Sabine Devieilhe et Mathieu Pordoy en récital à Bordeaux : l'art délicat du Lied
Le récital piano-chant est un art de l’épure, et de l’intimité. Deux interprètes sur scène partagent le dénuement d’une forme où le dialogue est roi, en ouvrant leur monde au public, et celui des compositeurs avec. Sabine Devieilhe et Mathieu Pordoy, amis de longue date, ont beaucoup à partager, dont un disque autour des Lieder de Mozart et Richard Strauss paru récemment chez Erato. En tournée européenne, leur récital bordelais était l’occasion de présenter ce répertoire intelligemment combiné de mélodies peu connues du grand public, de courts cycles comme les Mädchenblumen Lieder ("Jeunes filles en fleurs") de Richard Strauss ou le pétillant Nehmt meinen Dank ("Recevez mes remerciements") de Mozart. “Des chefs-d’œuvre écrits sur un coin de table”, comme les qualifie Sabine Devieilhe elle-même. Des partitions qui ont près d’un siècle d’écart, mais pourtant bien des points communs. À commencer par la langue.

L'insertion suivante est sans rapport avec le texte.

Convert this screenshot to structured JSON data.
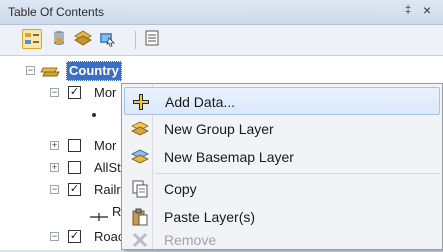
{
  "window": {
    "title": "Table Of Contents",
    "pin_glyph": "‡",
    "close_glyph": "×"
  },
  "toolbar": {
    "buttons": [
      {
        "icon": "list-by-drawing-order-icon",
        "active": true
      },
      {
        "icon": "list-by-source-icon"
      },
      {
        "icon": "list-by-visibility-icon"
      },
      {
        "icon": "list-by-selection-icon"
      },
      {
        "icon": "options-icon"
      }
    ]
  },
  "tree": {
    "rows": [
      {
        "label": "Country",
        "expander": "−",
        "selected": true
      },
      {
        "label": "Mor",
        "expander": "−",
        "checked": true
      },
      {
        "label": "",
        "symbol": "point"
      },
      {
        "label": "Mor",
        "expander": "+",
        "checked": false
      },
      {
        "label": "AllSt",
        "expander": "+",
        "checked": false
      },
      {
        "label": "Railr",
        "expander": "−",
        "checked": true
      },
      {
        "label": "R",
        "symbol": "railroad-line"
      },
      {
        "label": "Roac",
        "expander": "−",
        "checked": true
      }
    ]
  },
  "context_menu": {
    "items": [
      {
        "label": "Add Data...",
        "icon": "add-data-icon",
        "hover": true
      },
      {
        "label": "New Group Layer",
        "icon": "group-layer-icon"
      },
      {
        "label": "New Basemap Layer",
        "icon": "basemap-layer-icon"
      },
      {
        "label": "Copy",
        "icon": "copy-icon"
      },
      {
        "label": "Paste Layer(s)",
        "icon": "paste-icon"
      },
      {
        "label": "Remove",
        "icon": "remove-icon",
        "disabled": true
      }
    ]
  },
  "colors": {
    "selection": "#3a6fc5",
    "menu_hover": "#dae8fa",
    "panel_bg": "#dbe4f1"
  }
}
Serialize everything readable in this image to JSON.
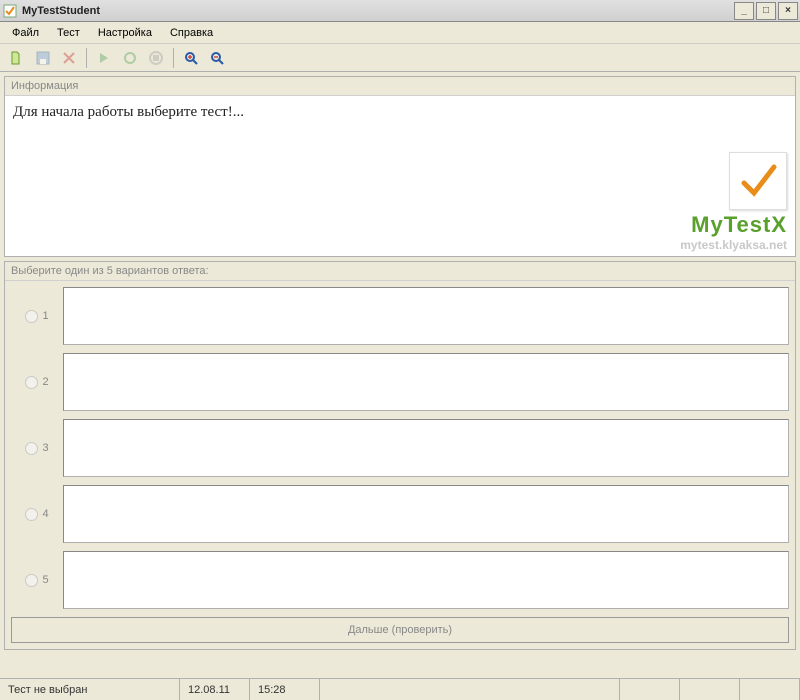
{
  "window": {
    "title": "MyTestStudent"
  },
  "menu": {
    "file": "Файл",
    "test": "Тест",
    "settings": "Настройка",
    "help": "Справка"
  },
  "info_panel": {
    "header": "Информация",
    "message": "Для начала работы выберите тест!..."
  },
  "logo": {
    "title": "MyTestX",
    "url": "mytest.klyaksa.net"
  },
  "answers_panel": {
    "header": "Выберите один из 5 вариантов ответа:",
    "options": [
      "1",
      "2",
      "3",
      "4",
      "5"
    ]
  },
  "next_button": "Дальше (проверить)",
  "status": {
    "message": "Тест не выбран",
    "date": "12.08.11",
    "time": "15:28"
  }
}
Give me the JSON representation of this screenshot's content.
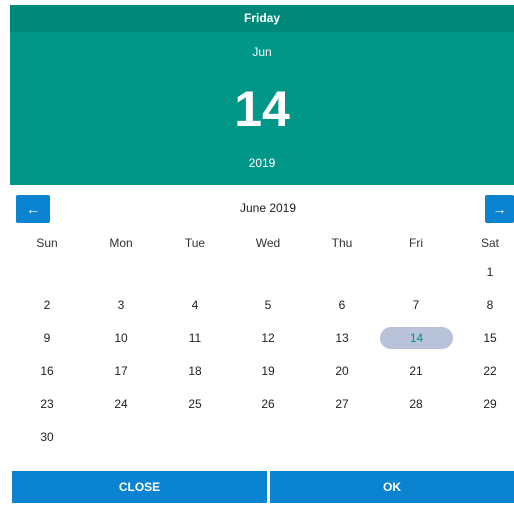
{
  "header": {
    "weekday": "Friday",
    "month": "Jun",
    "day": "14",
    "year": "2019"
  },
  "calendar": {
    "month_label": "June 2019",
    "prev_icon": "←",
    "next_icon": "→",
    "weekdays": [
      "Sun",
      "Mon",
      "Tue",
      "Wed",
      "Thu",
      "Fri",
      "Sat"
    ],
    "selected_day": "14",
    "weeks": [
      [
        "",
        "",
        "",
        "",
        "",
        "",
        "1"
      ],
      [
        "2",
        "3",
        "4",
        "5",
        "6",
        "7",
        "8"
      ],
      [
        "9",
        "10",
        "11",
        "12",
        "13",
        "14",
        "15"
      ],
      [
        "16",
        "17",
        "18",
        "19",
        "20",
        "21",
        "22"
      ],
      [
        "23",
        "24",
        "25",
        "26",
        "27",
        "28",
        "29"
      ],
      [
        "30",
        "",
        "",
        "",
        "",
        "",
        ""
      ]
    ]
  },
  "actions": {
    "close": "CLOSE",
    "ok": "OK"
  },
  "colors": {
    "header": "#009688",
    "header_top": "#00897b",
    "button": "#0a84d0",
    "selected_bg": "#b8c3d9"
  }
}
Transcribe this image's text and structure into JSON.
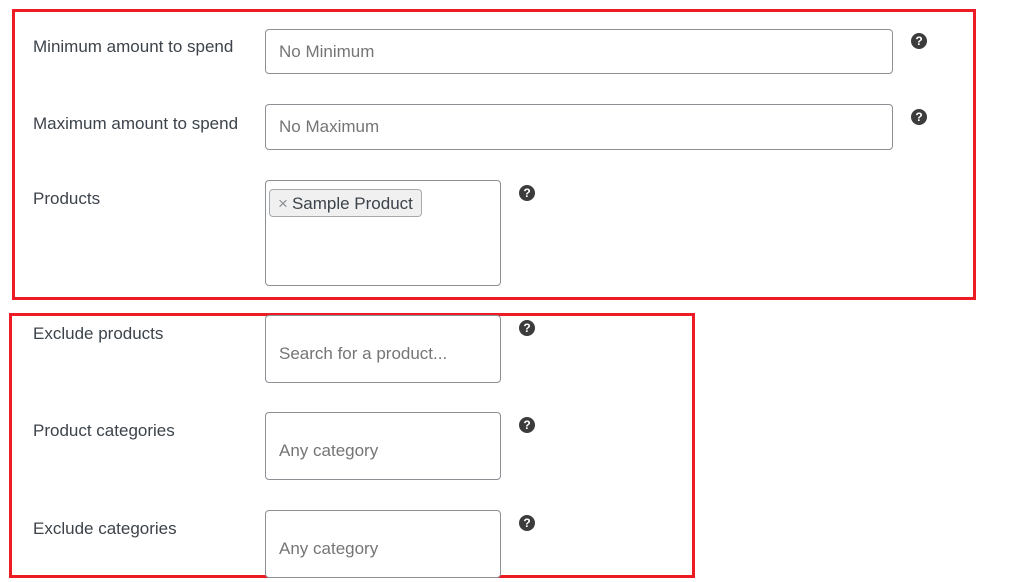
{
  "colors": {
    "highlight_border": "#ed1c24",
    "help_icon": "#3c3c3c"
  },
  "fields": [
    {
      "label": "Minimum amount to spend",
      "placeholder": "No Minimum"
    },
    {
      "label": "Maximum amount to spend",
      "placeholder": "No Maximum"
    },
    {
      "label": "Products",
      "selected": [
        {
          "label": "Sample Product",
          "remove": "×"
        }
      ]
    },
    {
      "label": "Exclude products",
      "placeholder": "Search for a product..."
    },
    {
      "label": "Product categories",
      "placeholder": "Any category"
    },
    {
      "label": "Exclude categories",
      "placeholder": "Any category"
    }
  ],
  "help_icon": {
    "name": "question-circle-icon",
    "glyph": "?"
  }
}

Sur ce point, la diction de Sabine Devieilhe est d’une précision redoutable. L’oreille (même des non-germanistes) capte immédiatement les couleurs particulières des voyelles allemandes et les frictions douces des consonnes chantées. L’interprétation sans partition de cette heure et quart de musique dans la langue raffinée des poètes allemands est déjà une performance à saluer, en soi.
Par petites touches dans le récital, quelques pages de Mozart (dont le célèbre Ah, vous dirais-je, Maman !) écrites en français permettent également de révéler cet art délicat de l’équilibre entre projection vocale et intelligibilité du texte.
Ses années passées à cultiver un placement vocal léger, accompagnées de son habitude du répertoire baroque, aident sans aucun doute à faire d’elle la mélodiste qu’elle sait être. Son sens de la conduite, son souffle à toute épreuve, couplé à une qualité d’ornementation subtile, animent les passages badins et enjoués du concert, et tout particulièrement dans Mozart, dont elle est une interprète chevronnée. Mais la voix de Sabine Devieilhe ne se résume pas à la légèreté dont elle sait faire preuve dans ce répertoire. Lorsque l’intensité dramatique de ces courtes histoires en musique augmente (Die Nacht - La Nuit), elle sait enrichir son timbre des couleurs sombres attendues de la musique de Richard Strauss. Le soutien se décuple, et la voix se déploie dans toute son étendue, emplissant en un souffle le vaste auditorium de Bordeaux.
À ses côtés, Mathieu Pordoy est un véritable associé artistique. Impossible de résumer la complicité des deux artistes du soir à un échange entre la soliste et son accompagnateur, tant le répertoire exige de grandes qualités d'écoute. Le pianiste, toujours attentif aux départs et aux respirations de sa partenaire sait soutenir la phrase quand nécessaire. Et lorsque le chant déroule ses vocalises, l'usage modéré de la pédale contribue à assurer les carrures rythmiques sur lesquelles repose la mélodie. Mathieu Pordoy se lance également seul dans deux interludes qui ponctuent le programme (le printanier An einsamer Quelle de Richard Strauss et le Rondo en Ré Majeur KV485 de Mozart). Sabine Devieilhe se tourne dans le creux du piano, fixe le pianiste et devient la première spectatrice d’une interprétation limpide, orchestrale parfois, et brillamment virtuose.
Le public bordelais venu en nombre acclame le moment de complicité musicale auquel il vient d’assister. Des cris enthousiasmes et des applaudissements nourris accompagnent les saluts des artistes, qui offrent deux bis en couronnement de la soirée, dont un Solfeggio écrit par Mozart pour son épouse Constance, et qui a servi de matériau dans sa Messe en Ut.